ただし、夫婦の話し合いのみで親権者を決められる離婚時とは異なり、親権者の変更は話し合いだけでは行えません。親権者の変更を希望するときは家庭裁判所に対して「親権者変更調停」を申し立てる必要があります。
なぜなら、親権者が変わることは、子どもの生活環境や人生にまで大きな影響を与える可能性があると考えられるためです。

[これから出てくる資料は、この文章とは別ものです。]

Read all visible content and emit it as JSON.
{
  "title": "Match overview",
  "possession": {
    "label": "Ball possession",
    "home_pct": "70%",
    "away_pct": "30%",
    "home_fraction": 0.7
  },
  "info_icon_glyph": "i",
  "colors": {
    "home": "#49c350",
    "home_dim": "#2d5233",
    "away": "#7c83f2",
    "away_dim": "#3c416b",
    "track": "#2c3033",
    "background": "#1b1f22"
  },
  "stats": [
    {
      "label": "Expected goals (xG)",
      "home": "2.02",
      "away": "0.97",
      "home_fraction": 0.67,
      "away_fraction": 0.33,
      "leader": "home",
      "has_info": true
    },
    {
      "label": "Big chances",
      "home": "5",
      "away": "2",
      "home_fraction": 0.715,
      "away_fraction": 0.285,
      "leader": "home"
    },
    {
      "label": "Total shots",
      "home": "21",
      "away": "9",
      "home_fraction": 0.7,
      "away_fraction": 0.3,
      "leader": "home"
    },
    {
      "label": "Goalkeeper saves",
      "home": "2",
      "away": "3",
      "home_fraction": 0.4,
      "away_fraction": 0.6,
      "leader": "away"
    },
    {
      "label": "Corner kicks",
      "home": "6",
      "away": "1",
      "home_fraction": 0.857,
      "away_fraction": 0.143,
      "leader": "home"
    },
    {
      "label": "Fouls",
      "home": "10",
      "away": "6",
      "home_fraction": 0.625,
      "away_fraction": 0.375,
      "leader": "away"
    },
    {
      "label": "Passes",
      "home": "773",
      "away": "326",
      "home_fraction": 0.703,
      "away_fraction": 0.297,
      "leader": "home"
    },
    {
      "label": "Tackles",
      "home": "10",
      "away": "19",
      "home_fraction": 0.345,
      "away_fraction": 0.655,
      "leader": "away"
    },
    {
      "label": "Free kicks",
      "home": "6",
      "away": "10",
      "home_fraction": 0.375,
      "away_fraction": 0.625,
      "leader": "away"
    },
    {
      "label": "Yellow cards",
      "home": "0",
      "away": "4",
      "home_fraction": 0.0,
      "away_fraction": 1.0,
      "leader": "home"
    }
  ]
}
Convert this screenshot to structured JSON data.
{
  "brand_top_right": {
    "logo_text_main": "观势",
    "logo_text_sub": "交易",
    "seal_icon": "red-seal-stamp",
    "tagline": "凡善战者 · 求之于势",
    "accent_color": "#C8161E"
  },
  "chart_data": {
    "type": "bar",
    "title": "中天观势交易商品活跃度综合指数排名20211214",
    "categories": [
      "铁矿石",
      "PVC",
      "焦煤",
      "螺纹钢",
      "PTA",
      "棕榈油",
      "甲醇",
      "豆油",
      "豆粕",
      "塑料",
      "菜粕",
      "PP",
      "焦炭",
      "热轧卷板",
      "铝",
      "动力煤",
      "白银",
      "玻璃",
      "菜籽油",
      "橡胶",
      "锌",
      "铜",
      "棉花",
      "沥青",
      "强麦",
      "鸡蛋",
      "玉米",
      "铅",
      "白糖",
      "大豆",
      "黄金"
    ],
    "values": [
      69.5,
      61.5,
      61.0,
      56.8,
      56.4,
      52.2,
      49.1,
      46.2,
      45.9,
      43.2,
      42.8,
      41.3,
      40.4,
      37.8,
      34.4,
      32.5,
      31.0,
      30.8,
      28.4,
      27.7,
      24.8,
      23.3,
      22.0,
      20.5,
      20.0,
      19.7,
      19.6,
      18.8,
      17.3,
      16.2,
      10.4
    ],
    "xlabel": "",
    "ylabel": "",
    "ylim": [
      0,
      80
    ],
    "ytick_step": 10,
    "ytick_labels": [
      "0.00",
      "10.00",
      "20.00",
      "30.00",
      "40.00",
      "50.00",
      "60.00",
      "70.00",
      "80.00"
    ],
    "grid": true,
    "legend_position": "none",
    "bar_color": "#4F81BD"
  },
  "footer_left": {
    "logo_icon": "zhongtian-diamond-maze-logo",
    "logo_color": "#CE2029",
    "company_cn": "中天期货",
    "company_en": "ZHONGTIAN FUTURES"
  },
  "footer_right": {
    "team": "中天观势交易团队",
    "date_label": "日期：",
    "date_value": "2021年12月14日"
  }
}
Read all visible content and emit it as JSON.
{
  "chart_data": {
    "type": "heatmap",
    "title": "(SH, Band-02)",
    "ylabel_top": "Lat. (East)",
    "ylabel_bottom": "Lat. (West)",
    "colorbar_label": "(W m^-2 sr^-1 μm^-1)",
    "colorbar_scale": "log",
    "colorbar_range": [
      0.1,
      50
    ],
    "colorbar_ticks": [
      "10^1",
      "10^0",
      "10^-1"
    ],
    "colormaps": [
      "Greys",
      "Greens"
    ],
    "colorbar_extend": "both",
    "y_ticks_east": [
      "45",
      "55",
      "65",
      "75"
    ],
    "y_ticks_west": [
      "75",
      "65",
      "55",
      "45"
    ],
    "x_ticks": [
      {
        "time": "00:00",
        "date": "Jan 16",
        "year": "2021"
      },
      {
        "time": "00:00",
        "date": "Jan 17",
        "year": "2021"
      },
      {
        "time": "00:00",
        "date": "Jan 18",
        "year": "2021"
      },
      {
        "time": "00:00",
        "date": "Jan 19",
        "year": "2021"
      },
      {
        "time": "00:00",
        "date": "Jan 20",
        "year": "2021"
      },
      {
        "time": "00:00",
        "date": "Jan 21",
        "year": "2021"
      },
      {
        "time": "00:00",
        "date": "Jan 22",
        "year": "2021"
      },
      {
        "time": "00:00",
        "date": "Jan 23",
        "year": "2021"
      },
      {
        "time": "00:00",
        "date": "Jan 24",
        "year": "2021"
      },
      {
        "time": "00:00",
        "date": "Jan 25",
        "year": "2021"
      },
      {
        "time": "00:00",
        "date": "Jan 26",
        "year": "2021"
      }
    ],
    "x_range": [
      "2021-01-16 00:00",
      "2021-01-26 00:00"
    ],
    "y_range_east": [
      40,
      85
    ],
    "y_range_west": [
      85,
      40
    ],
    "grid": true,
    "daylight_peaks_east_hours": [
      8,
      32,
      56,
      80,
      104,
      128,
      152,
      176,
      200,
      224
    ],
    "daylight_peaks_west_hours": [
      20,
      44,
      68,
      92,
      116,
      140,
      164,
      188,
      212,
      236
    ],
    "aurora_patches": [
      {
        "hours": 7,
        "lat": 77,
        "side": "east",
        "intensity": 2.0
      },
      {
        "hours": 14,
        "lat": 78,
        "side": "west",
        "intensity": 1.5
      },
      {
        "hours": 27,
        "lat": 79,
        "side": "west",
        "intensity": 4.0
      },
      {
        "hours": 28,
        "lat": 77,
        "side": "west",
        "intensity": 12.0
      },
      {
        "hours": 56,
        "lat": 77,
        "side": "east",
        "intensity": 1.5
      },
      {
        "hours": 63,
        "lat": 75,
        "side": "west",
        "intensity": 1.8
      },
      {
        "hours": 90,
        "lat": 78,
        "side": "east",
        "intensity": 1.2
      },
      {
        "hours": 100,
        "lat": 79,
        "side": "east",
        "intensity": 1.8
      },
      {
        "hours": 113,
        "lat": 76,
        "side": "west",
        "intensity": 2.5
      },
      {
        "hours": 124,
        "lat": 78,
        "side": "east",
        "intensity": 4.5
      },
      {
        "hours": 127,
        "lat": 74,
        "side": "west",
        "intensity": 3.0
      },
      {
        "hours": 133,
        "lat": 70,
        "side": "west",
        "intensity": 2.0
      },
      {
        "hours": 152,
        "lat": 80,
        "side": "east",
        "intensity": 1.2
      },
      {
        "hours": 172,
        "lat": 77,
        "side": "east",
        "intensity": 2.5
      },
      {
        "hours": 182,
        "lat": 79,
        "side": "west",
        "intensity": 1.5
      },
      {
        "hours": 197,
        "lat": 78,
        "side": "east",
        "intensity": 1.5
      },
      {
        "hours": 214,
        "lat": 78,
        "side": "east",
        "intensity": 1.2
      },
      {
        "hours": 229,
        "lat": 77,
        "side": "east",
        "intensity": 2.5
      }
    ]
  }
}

そのため、たとえ離婚協議書で親権者変更のタイミングを定めていたとしても、調停の申し立てなしに親権者の変更はできません。
【親権者変更調停とは】
家庭裁判所に対して、親権者の変更を求める調停のこと。調停委員を介して親権者を決定した経緯や親権者の変更を希望する理由、今後の監護方針などについて話し合う。
ただし父母が合意すれば変更が認められるわけではなく、その後調査官によって調査が行われ、調査の結果変更が認められてはじめて調停が成立する。
調停で父母が合意できなかったときや、調査の結果変更が認められなかった場合、調停は不成立に終わります。その場合、手続きは自動的に「親権者変更審判」に移行し、家庭裁判所に判断が委ねられます。
【親権者変更審判とは】
当事者それぞれの主張や提出された資料などから家庭裁判所が総合的に判断し、申し立てどおりに親権者を変更するかどうかを決定する手続きのこと。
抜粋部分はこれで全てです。